Billets qui ont 'Journal d'un théologien' comme oeuvre.

Mardi

Je fais passer des entretiens. Non, pas d'embauche, plutôt quelque chose comme des interviews: que faites-vous, comment, pourquoi, récupérations des procédures, etc. Cartographie des risques.
Cet après-midi, pour la première fois, cela s'est plutôt mal passé (le genre de personne qui sait tout sur tout et se plaint de ne pas être invité aux réunions d'information). J'ai trouvé la parade. Comme je voyais qu'il lisait tout ce que je notais, je me suis mis à noter mot pour mot ce qu'il disait, entre guillemets, genre: «non, ça ne peut jamais être faux, c'est des maths, c'est forcément juste».
Il s'est un peu calmé.

Ma collègue m'a fait remarquer que j'avais provoqué un blanc en réunion en utilisant le mot tautologie. Elle me parle de sa mansuétude. Je lui propose de remplacer "Bisounours" («elle est très bisounours, Alice» est une phrase qu'elle affectionne) par "irénisme". Je sens que nos réunions de projet vont avoir de plus en plus de gueule.

A vendre ou pas à vendre? Croyez-vous davantage un démenti ou l'absence de démenti?
L'absence de surprise sera la même. En attendant, tout le monde écoute BFM en allant au bureau (sauf moi, mais on me raconte l'essentiel).

Je continue Congar. Je tombe des nues. C'était quelque chose, l'avant Vatican II. On dirait un roman policier, ce n'est que délations et coups fourrés, qui à dit quoi à qui, rumeurs et censure. Je lis éberluée des choses comme: «Régime invraisemblable: policier, autocratique, totalitaire, crétin. Car ce qui me frappe le plus, c'est le crétinisme, l'invraisemblable indigence en intelligence, en caractère. Le système a fabriqué des serviteurs à son image» (Yves Congar, Journal d'un théologien, p.233) (Il s'agit de Rome et du Saint-Office, pour faire court).
Mazette! Je sais bien que ce n'était pas destiné à la publication, mais tout de même!

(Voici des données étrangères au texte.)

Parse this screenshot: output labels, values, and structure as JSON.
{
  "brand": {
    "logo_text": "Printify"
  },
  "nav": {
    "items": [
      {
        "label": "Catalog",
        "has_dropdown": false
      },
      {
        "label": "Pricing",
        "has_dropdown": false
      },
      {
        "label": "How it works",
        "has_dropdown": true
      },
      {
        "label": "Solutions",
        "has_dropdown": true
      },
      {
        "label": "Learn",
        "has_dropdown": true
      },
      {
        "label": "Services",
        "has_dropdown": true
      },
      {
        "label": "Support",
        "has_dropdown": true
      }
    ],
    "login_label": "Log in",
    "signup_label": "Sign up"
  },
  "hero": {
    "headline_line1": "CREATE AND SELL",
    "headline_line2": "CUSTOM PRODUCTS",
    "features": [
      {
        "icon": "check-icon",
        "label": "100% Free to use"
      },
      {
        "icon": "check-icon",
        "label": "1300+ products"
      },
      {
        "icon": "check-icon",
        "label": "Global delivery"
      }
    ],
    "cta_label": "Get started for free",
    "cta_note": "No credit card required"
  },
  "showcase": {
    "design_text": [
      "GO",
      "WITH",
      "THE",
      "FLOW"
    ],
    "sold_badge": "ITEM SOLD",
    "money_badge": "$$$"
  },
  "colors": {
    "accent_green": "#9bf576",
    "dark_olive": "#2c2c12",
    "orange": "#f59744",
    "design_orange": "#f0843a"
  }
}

Comment réussir à se rendre compte de ce qu'était ce monde? Je repense à L'ange et le réservoir de liquide à freins: «Quatre à avoir bénéficié un an de l'enseignement de l'ancien catéchisme, du latin et des mathématiques traditionnelles, ces trois piliers de la sagesse disparus d'un coup sous les effets conjugués, quoique non concertés, d'Edgar Faure, de Mai 68 et du Concile.» (p.261)

Yves Congar est un homme selon mon cœur, entre sa façon de s'insurger contre les wagons réservés et vides dans un train bondé, et celle de s'interroger sur les dessous de son apparente soumission: obéissance ou lâcheté?:

Parfois, ces dernières semaines, je me suis interrogé. Je me suis demandé si, dans l'espèce de simplicité, d'absolu et d'entièreté de ma soumission, il n'y avait pas une solution à trop bon compte, une fuite, malgré tout, facile, hors du combat. [Mon attitude est foncièrement, vraiment et intégralement celle-ci: Qu'ils fassent ce qu'ils voudront! Rendez-vous au Jugement dernier, devant le Véridique. Je leur abandonne toute l'histoire, je n'attends que la Parousie, or ils n'ont pas la Parousie!] Ne suis-je pas dans la situation de quelqu'un engagé dans la Résistance, mais un peu lâche et craintif au fond, et qui, arrêté très tôt, a un certain sentiment de soulagement et presque de satisfaction d'être ainsi retiré, pur et avec les honneurs de la guerre, d'un combat difficile où il laissait désormais les autres se débrouiller comme ils veulent. Je ne voudrais pas être cet homme-là; j'ai une certaine propension à l'être. (Opus cité, p.269-270)

Tout me parle ici, même le rendez-vous au Jugement dernier.



(Parapluie, je n'oublie pas que je te dois une réponse.)

Dans les marges

En tout ceci [les balbutiements des rencontres œcuméniques en 1946] , Rome ne peut ni prendre une initiative, ni donner une permission officielle, et il ne faut pas demander de telles choses. Mais il faut que des initiatives soient prises à la périphérie. Si de telles initiatives ne sont pas prises, on n'avancera jamais.

Yves Congar rapportant les paroles de Mgr Arata, Journal d'un théologien, p.91-92

C'est amusant de trouver ici un de mes modes d'action le plus spontané: la discrétion, la marge. «Si tu ne veux pas qu'on te l'interdise, ne demande pas l'autorisation» est un vieux conseil, un leitmotiv de toujours.

Je lis ce livre sans m'arrêter sur les mots inconnus (deux ou trois par page), sans retenir les noms qui foisonnent, sans comprendre les allusions.
Ce sera amusant de le relire dans dix ans.